Wednesday, January 4th, 2012

60 Minutes: There Goes the Neighborhood

A few weeks ago (I think, based on the date of the page), 60 Minutes did a segment on the housing crisis and especially how it is affecting Cleveland. The video is embedded below, but for those of you in Google Reader or a similar platform, it probably won’t show up, so if it doesn’t, click here to watch it.

What I find most disturbing about this video is how banks and institutions have walked away from these homes at the same time that whatever residual value is left in the neighborhoods is provided by those families who are underwater and financially struggling, yet see paying their mortgage as a debt of honor. In other words, just how everyone else used to look at things.

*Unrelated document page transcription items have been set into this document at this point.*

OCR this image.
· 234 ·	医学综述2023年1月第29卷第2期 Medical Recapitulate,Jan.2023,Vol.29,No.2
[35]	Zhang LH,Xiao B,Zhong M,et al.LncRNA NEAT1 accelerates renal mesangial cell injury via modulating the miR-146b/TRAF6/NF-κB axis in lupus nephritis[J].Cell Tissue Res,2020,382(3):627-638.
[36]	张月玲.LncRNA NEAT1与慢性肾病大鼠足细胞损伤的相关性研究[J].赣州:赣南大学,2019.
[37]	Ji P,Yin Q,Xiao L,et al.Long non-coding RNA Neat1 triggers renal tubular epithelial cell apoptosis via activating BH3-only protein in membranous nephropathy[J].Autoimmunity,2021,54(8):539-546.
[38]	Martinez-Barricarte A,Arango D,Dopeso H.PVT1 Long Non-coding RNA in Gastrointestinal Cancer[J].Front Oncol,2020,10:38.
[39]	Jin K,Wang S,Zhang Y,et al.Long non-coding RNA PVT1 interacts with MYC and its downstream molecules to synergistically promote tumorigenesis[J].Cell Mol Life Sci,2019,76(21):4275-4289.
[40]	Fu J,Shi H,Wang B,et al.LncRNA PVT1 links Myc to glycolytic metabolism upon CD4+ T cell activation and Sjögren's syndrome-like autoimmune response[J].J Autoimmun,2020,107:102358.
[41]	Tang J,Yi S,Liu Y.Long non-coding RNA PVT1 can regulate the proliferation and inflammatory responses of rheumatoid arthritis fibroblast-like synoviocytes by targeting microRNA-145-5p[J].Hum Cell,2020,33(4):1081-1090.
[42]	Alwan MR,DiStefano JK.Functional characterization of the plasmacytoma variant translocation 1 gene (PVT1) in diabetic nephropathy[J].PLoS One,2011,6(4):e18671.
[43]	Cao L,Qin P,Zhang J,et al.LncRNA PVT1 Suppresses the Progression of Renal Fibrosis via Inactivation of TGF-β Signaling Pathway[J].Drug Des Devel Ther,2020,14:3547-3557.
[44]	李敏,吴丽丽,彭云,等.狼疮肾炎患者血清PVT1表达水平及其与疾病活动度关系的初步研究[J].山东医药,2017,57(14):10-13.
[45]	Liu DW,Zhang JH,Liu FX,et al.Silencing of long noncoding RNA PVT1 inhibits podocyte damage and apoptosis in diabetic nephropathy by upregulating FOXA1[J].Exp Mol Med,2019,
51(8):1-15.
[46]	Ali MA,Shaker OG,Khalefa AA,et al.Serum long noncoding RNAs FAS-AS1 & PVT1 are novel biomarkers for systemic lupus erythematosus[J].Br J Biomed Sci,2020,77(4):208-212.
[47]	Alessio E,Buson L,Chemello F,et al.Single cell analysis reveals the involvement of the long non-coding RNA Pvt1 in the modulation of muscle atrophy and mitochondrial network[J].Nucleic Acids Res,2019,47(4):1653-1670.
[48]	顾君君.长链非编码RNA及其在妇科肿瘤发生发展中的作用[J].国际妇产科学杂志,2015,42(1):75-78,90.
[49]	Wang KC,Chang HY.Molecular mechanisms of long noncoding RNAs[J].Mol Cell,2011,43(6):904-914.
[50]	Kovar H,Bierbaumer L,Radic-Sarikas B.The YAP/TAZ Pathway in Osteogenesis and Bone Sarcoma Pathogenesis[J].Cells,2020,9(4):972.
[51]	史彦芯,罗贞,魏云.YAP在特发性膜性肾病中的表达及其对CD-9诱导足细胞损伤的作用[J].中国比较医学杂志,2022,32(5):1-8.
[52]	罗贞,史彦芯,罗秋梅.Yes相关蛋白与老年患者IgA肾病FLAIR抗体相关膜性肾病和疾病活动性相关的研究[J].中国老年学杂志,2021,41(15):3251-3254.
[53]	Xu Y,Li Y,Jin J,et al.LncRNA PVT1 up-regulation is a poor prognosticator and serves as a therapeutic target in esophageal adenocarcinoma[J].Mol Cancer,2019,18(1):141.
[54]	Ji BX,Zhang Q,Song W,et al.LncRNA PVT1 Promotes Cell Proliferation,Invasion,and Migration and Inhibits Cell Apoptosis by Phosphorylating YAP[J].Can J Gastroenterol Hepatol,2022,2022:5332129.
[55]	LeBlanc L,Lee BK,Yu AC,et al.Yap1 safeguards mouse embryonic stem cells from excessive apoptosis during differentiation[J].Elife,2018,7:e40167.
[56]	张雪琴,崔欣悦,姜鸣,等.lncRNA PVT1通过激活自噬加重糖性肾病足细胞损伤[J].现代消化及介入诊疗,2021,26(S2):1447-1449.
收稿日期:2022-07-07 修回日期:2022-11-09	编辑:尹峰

I’ve seen a lot of writing about how the financial crisis, the Ponzi schemes, the insider trading deals, the special favors and cronyism are eroding the “high trust” nature of our economy in ways that could affect its functioning for a long time to come. It isn’t hard to see this happening. Sooner or later the people who operate on traditional good faith principles of deal making are going to realize that such a high percentage of America operates on purely the personal cost/benefit calculus of the now that anyone who does things “the old fashioned” way is a chump. I hope it doesn’t come to that.

Topics: Public Policy, Urban Culture
Cities: Cleveland

5 Responses to “60 Minutes: There Goes the Neighborhood”

  1. Bob Cook says:

    Aaron, sadly, in a lot of places, it will come to that. On purely financial terms, a lot of people would be better tossing their keys in the mailbox and walking away — especially because in so many places it takes so long for an actual foreclosure to be processed.

    The situation, I think, makes neighborhoods even more important, because I bet for many people what stops them from walking away (besides figuring out where they’re going to live, any disruption of family life, or personal issues) is the thought of screwing their neighbors, people they know.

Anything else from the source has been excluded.